Living Hydrogels: Harnessing Microorganism–Material Synergy for Next‐Generation Therapeutics

ABSTRACT Microorganism‐based therapies, particularly those utilizing probiotics, have emerged as a powerful biomedical strategy owing to their inherent living functionalities. These living systems can dynamically interact with host environments and self‐regulate their activity, offering superior adaptability, prolonged functionality, and microenvironmental responsiveness compared to conventional non‐living therapeutic platforms. Despite these advantages, the direct administration of probiotics faces several challenges, such as poor viability, limited retention at target sites, and the inability to control therapeutic effects in a spatiotemporally precise manner.
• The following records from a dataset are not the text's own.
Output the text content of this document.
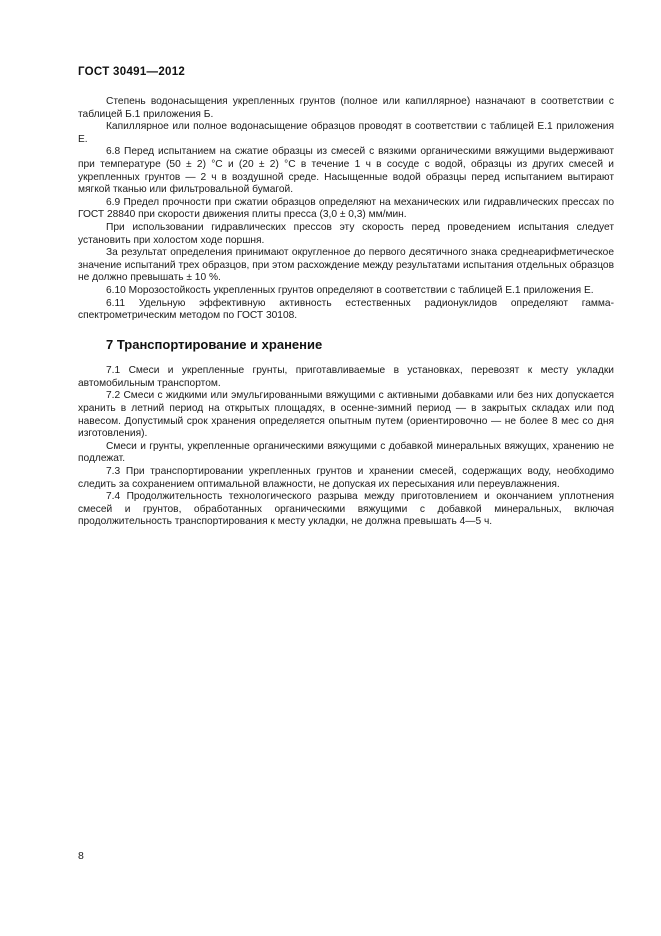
ГОСТ 30491—2012

Степень водонасыщения укрепленных грунтов (полное или капиллярное) назначают в соответствии с таблицей Б.1 приложения Б.

Капиллярное или полное водонасыщение образцов проводят в соответствии с таблицей Е.1 приложения Е.

6.8 Перед испытанием на сжатие образцы из смесей с вязкими органическими вяжущими выдерживают при температуре (50 ± 2) °С и (20 ± 2) °С в течение 1 ч в сосуде с водой, образцы из других смесей и укрепленных грунтов — 2 ч в воздушной среде. Насыщенные водой образцы перед испытанием вытирают мягкой тканью или фильтровальной бумагой.

6.9 Предел прочности при сжатии образцов определяют на механических или гидравлических прессах по ГОСТ 28840 при скорости движения плиты пресса (3,0 ± 0,3) мм/мин.

При использовании гидравлических прессов эту скорость перед проведением испытания следует установить при холостом ходе поршня.

За результат определения принимают округленное до первого десятичного знака среднеарифметическое значение испытаний трех образцов, при этом расхождение между результатами испытания отдельных образцов не должно превышать ± 10 %.

6.10 Морозостойкость укрепленных грунтов определяют в соответствии с таблицей Е.1 приложения Е.

6.11 Удельную эффективную активность естественных радионуклидов определяют гамма-спектрометрическим методом по ГОСТ 30108.

7 Транспортирование и хранение

7.1 Смеси и укрепленные грунты, приготавливаемые в установках, перевозят к месту укладки автомобильным транспортом.

7.2 Смеси с жидкими или эмульгированными вяжущими с активными добавками или без них допускается хранить в летний период на открытых площадях, в осенне-зимний период — в закрытых складах или под навесом. Допустимый срок хранения определяется опытным путем (ориентировочно — не более 8 мес со дня изготовления).

Смеси и грунты, укрепленные органическими вяжущими с добавкой минеральных вяжущих, хранению не подлежат.

7.3 При транспортировании укрепленных грунтов и хранении смесей, содержащих воду, необходимо следить за сохранением оптимальной влажности, не допуская их пересыхания или переувлажнения.

7.4 Продолжительность технологического разрыва между приготовлением и окончанием уплотнения смесей и грунтов, обработанных органическими вяжущими с добавкой минеральных, включая продолжительность транспортирования к месту укладки, не должна превышать 4—5 ч.

8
To address these challenges, embedding probiotics within hydrogel matrices has proven effective in enhancing microbial stability, prolonging in vivo retention, and enabling precise and sustained therapeutic delivery through synergistic interactions between the hydrogels and living microorganisms. This review provides a comprehensive overview of the materials and design strategies employed in the construction of living microorganism‐encapsulated hydrogels (living hydrogels), with particular emphasis on the dynamic interactions and synergistic mechanisms of hydrogel‐microorganism systems. We further illustrate how these mechanisms can achieve various biomedical applications, such as modulating gut microbiota to treat gastrointestinal disease and accelerate wound healing, or leveraging microbial‐induced immune regulation for effective cancer therapy. Finally, the current challenges and future directions associated with the clinical translation of living hydrogels are highlighted. Therefore, the unique multifunctionality and therapeutic promise of living hydrogels position them as compelling candidates for the development of next‐generation biomaterials with unprecedented therapeutic potential.